Médias - Du journal à la salle de nouvelles
Mots clés : Vancouver Sun, journal, Internet, Média, Canada (Pays), Québec (province)
Le 7 novembre dernier, l'éditrice du Vancouver Sun, Patricia Graham, convoque les 110 membres de la rédaction. Elle leur annonce des réductions de personnel. Et elle ajoute: «Ceci n'est plus un journal. C'est une salle de nouvelles.»
Les journalistes du groupe CanWest Global, auquel appartient le Sun, ont compris le message: ce nouvel environnement médiatique passe nécessairement par des compressions de personnel. Parce que les journalistes devront maintenant faire plus, et sur plusieurs supports? Voilà la grande question, qui n'est pas encore résolue.
CanWest Global avait également annoncé plus tôt cet automne des compressions budgétaires majeures dans son réseau de télévision, Global, compressions qui pourraient toucher 200 personnes. Et ses journaux font face à des programmes massifs de départs volontaires. Comme le rapportait récemment Le Devoir, The Gazette de Montréal, qui appartient à CanWest, doit réduire d'un million de dollars son budget de rédaction, alors que ses revenus publicitaires ont diminué de six millions cette année, par rapport à l'année dernière.
Un porte-parole du groupe CanWest a carrément déclaré il y a une semaine que l'univers des médias a «changé dramatiquement», et que «les structures traditionnelles des salles de nouvelles n'ont pas assez évolué pour répondre à ce nouvel environnement».
Le mot d'ordre, toujours selon la direction de CanWest: placer plus de ressources sur le Web, sur le contenu «hyper-local», et proposer plus de contenu exclusif.
Ces déclarations s'inscrivent évidemment dans la grande remise en question du rôle des médias traditionnels, alors que les tirages n'augmentent pas et que la publicité continue à migrer vers Internet.
Pour s'adapter à cette nouvelle situation, les syndicats des médias se montrent très vigilants: ils savent très bien que, dans ce nouvel univers, il sera très tentant pour les entreprises de demander aux journalistes de travailler plus vite, de produire encore plus, de fournir autant le journal que le site Internet et que les médias électroniques qui appartiennent au même groupe. Ça adonne bien: les journalistes plus jeunes sont justement plus habitués au «multitâche», et ils coûtent moins cher...
Pour compliquer encore plus la situation, des médias créés spécifiquement pour Internet, n'appartenant à aucun groupe traditionnel, se font de plus en plus une place chez le consommateur.

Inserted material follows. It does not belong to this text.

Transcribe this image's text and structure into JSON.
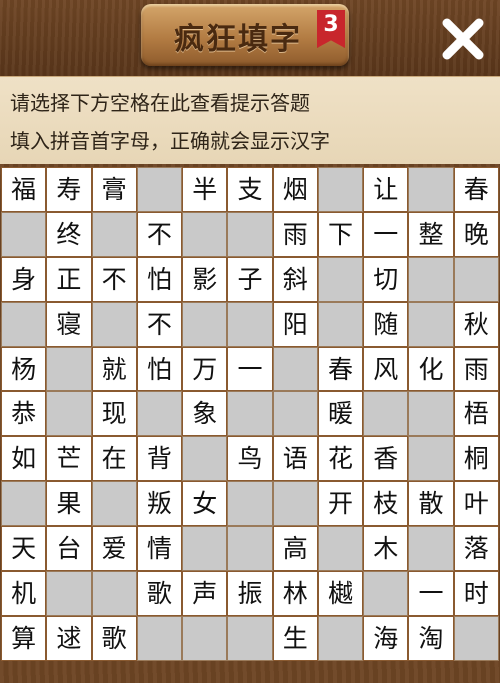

On connaît le succès des webmagazines américains Slate et Salon. On connaît peut-être The Tyee, cette cyberpublication indépendante publiée depuis novembre 2003 sur Internet en Colombie-Britannique, qui présente des informations sur la vie dans cette province.
Voilà que le phénomène fait de plus en plus jaser en France. Rue89, un site Internet lancé il y a quelques mois par quatre anciens journalistes de Libération, remporte un succès grandissant. Il propose autant des reportages exclusifs que du contenu fourni par les utilisateurs. Le site comptait 800 000 visiteurs uniques en septembre. L'été dernier, il est parvenu à rassembler 280 000 euros pour son financement.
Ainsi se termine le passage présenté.